Authorities’ Lack of Action
A big chunk, almost a third of India’s slums, live in unorganized colonies. They are not legally set up too, and they are results of encroachments that may be pulled down at any point of time by the local governing authorities. The higher percentage of scheduled caste (SC) representation among slum dwellers is being mooted because they see no development or progress, and the situation is not changing.
If we look at ratios, the scheduled caste representation in slums is almost one out of five, whereas it is relatively low in the other part. The representation stands at one out of every ten residents in urban areas, and these figures are for the whole of the country’s representation.
Slum pockets in Chhattisgarh, Odisha, Jharkhand, Tamil Nadu, and Bihar easily account for 51% of India’s slum inhabitants, and the situation is not quite improving at all. The reasons why authorities fail to revamp the situation are anti-social elements among these slum dwellers.
For a situation like this to change, the authorities seek co-operation from the slum dwellers to rehabilitate them to better places. But on the other hand, the slum dwellers have very poor faith in the authorities and fear losing the single shelter above their head, leaving them with nothing. In the past, we have seen slum colonies being pulled down and razed to demarcate the illegal ones from the legally rehabilitated ones. Many such drives have left the slum dwellers homeless, and children can be seen suffering on the road.

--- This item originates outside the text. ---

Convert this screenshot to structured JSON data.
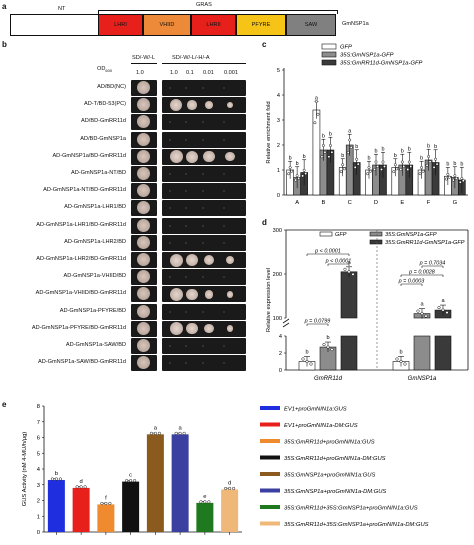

Authorities face threats from local politicians with a lot of power play and illegal hands in the background, which drives them to not take any action in the welfare of slum dwellers. Lack of education is another main reason slum dwellers do not contribute to society in the mainstream. They are left to fend on their own. With no help on food or medical grounds from the local authorities, they feel the heat in trying to make a living on their own.
Policies made in their favor usually fail in implementation at the bottom level, creating a gap between the policymaker and the person who can actually benefit from them. Policies usually lie on paper and hardly benefit the slum dwellers because the administration is least bothered to check its effective implementation.
Slum-dwellers should not be used as pawns in the hands of local goons and politicians and brought to the fore during elections alone. They should be allowed to live life with all forms of basic amenities and secured with life and health insurance. The government should support their education and give them special considerations in aiding in medical facilities.
Basic infrastructure should be set up and maintained to provide a normal livelihood to these slum dwellers. Awareness of the importance of cleanliness and health should be conducted through health camps, and regular sanitation should be checked to ensure the smooth functioning of all facilities.